Having tried Jupyter, I was disappointed. It takes too many resources, even for a few simple things, and requires a browser which is extra resources (and probably less efficient than a native binary application). At some point, not having done much in one session, I saw RAM usage quickly rise high for no apparantly good reason. I like their idea, their overall goal, but I abhor their implementation of it. Not just the heavy resource use is a problem, but also that it doesn’t seem to be made with power users in mind. There may be plugins addressing this power user thing (somewhat), but that would still leave the other problems.
I like to use a simple terminal and sometimes a text editor, but I also like the advantages of some sort of IDE (that displays current variables in use e.g., and that especially integrates a fast terminal, a file viewer, etc.), and I like the idea of Jupyter (saving notebook files, reusing them, etc.).

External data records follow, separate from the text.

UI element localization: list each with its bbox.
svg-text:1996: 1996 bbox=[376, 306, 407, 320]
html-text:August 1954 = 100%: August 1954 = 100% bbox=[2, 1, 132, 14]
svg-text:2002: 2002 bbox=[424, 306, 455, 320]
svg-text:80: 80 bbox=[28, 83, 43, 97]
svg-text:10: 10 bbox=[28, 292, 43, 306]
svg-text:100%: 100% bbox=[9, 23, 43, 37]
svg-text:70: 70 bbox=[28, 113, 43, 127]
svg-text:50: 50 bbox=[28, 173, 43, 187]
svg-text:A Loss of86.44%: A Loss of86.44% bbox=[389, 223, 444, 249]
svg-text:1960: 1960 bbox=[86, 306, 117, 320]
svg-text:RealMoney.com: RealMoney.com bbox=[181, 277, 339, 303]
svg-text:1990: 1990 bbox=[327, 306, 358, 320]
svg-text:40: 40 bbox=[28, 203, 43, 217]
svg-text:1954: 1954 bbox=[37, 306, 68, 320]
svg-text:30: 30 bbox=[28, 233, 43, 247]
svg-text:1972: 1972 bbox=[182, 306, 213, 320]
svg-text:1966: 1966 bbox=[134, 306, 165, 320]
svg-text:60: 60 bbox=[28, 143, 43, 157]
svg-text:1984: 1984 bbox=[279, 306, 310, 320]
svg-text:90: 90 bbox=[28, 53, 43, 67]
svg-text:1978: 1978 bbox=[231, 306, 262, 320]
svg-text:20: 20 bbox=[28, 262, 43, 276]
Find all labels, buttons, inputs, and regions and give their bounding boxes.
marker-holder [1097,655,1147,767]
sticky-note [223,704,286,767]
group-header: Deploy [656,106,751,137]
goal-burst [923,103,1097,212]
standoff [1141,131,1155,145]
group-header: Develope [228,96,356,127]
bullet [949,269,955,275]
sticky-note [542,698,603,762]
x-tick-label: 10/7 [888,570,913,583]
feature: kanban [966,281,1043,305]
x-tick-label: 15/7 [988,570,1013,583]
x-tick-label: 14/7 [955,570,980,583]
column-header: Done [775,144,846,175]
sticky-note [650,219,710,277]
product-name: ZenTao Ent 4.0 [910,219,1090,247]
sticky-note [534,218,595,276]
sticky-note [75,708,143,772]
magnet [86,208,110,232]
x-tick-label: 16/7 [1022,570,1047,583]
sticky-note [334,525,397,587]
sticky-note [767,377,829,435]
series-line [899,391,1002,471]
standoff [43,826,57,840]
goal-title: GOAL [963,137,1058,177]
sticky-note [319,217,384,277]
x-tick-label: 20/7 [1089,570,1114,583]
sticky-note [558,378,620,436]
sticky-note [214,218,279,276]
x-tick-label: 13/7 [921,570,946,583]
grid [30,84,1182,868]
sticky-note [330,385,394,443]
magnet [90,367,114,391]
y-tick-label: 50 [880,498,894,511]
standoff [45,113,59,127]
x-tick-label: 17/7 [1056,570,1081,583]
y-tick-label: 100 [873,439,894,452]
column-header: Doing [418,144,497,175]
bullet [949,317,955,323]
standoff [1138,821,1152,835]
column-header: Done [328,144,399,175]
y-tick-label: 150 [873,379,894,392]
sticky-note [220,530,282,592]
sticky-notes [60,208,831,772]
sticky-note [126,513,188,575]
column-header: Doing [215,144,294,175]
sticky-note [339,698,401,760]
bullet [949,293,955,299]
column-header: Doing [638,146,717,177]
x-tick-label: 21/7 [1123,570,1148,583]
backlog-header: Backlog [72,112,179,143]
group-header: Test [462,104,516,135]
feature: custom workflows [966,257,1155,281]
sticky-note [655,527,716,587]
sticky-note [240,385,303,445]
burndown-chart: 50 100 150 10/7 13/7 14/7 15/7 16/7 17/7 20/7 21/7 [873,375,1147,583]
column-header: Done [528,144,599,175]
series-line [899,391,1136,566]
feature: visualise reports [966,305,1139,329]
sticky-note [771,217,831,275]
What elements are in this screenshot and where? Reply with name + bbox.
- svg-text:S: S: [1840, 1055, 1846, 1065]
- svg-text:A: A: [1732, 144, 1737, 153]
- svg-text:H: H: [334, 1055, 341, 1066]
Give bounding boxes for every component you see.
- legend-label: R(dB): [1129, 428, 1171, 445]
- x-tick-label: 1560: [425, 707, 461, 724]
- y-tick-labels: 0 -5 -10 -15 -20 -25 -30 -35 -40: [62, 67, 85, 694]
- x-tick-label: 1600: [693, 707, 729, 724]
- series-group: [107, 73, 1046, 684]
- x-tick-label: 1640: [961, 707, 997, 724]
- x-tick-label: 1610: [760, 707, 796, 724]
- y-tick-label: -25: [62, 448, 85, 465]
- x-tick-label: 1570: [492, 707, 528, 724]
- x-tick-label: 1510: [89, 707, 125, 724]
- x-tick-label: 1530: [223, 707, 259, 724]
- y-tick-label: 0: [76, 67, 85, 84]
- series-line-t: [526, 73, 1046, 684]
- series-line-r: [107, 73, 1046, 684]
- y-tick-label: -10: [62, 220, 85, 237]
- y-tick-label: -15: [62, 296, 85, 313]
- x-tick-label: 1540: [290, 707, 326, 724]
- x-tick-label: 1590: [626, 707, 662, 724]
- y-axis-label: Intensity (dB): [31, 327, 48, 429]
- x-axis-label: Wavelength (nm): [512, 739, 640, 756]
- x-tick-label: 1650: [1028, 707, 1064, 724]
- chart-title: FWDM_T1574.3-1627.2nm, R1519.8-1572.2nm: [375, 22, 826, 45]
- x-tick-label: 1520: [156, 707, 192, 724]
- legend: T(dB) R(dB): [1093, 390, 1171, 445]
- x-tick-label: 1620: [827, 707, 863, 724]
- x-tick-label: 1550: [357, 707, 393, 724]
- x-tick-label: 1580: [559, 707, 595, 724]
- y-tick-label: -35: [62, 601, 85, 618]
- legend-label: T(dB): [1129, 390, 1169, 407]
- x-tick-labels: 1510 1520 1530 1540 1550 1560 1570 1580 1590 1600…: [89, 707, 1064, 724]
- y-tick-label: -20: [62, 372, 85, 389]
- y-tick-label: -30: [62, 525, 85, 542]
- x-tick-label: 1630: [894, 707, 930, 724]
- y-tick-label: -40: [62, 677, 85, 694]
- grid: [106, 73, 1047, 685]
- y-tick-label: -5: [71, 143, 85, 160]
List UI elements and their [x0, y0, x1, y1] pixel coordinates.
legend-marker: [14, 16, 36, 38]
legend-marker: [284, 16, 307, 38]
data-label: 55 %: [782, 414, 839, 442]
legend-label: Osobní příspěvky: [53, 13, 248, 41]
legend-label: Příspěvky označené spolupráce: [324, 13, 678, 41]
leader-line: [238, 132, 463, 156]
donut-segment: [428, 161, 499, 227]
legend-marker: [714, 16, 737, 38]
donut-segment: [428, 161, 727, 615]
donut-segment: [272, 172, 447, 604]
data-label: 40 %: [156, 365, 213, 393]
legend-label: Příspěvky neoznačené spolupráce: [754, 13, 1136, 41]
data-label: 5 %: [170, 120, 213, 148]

So, if you consider my needs (light on resources, fast, easy setup preferrably offline, preferrably a native application, Jupyter-like, reasonably simple or to-the-point, suitable for power users, with a Vim style of control, and I don’t need pretty non-terminal-like printing for checking a table, etc.), are there good alternatives to Jupyter?
I looked around and so far found these (which require more investigation):
- Zeppelin;
- Beaker;
- nteract;
Do you know any others and what can you tell me in the context of this thread?
Do they properly support Julia, without fiddling around?
Do you have experience with any of them? What was it like?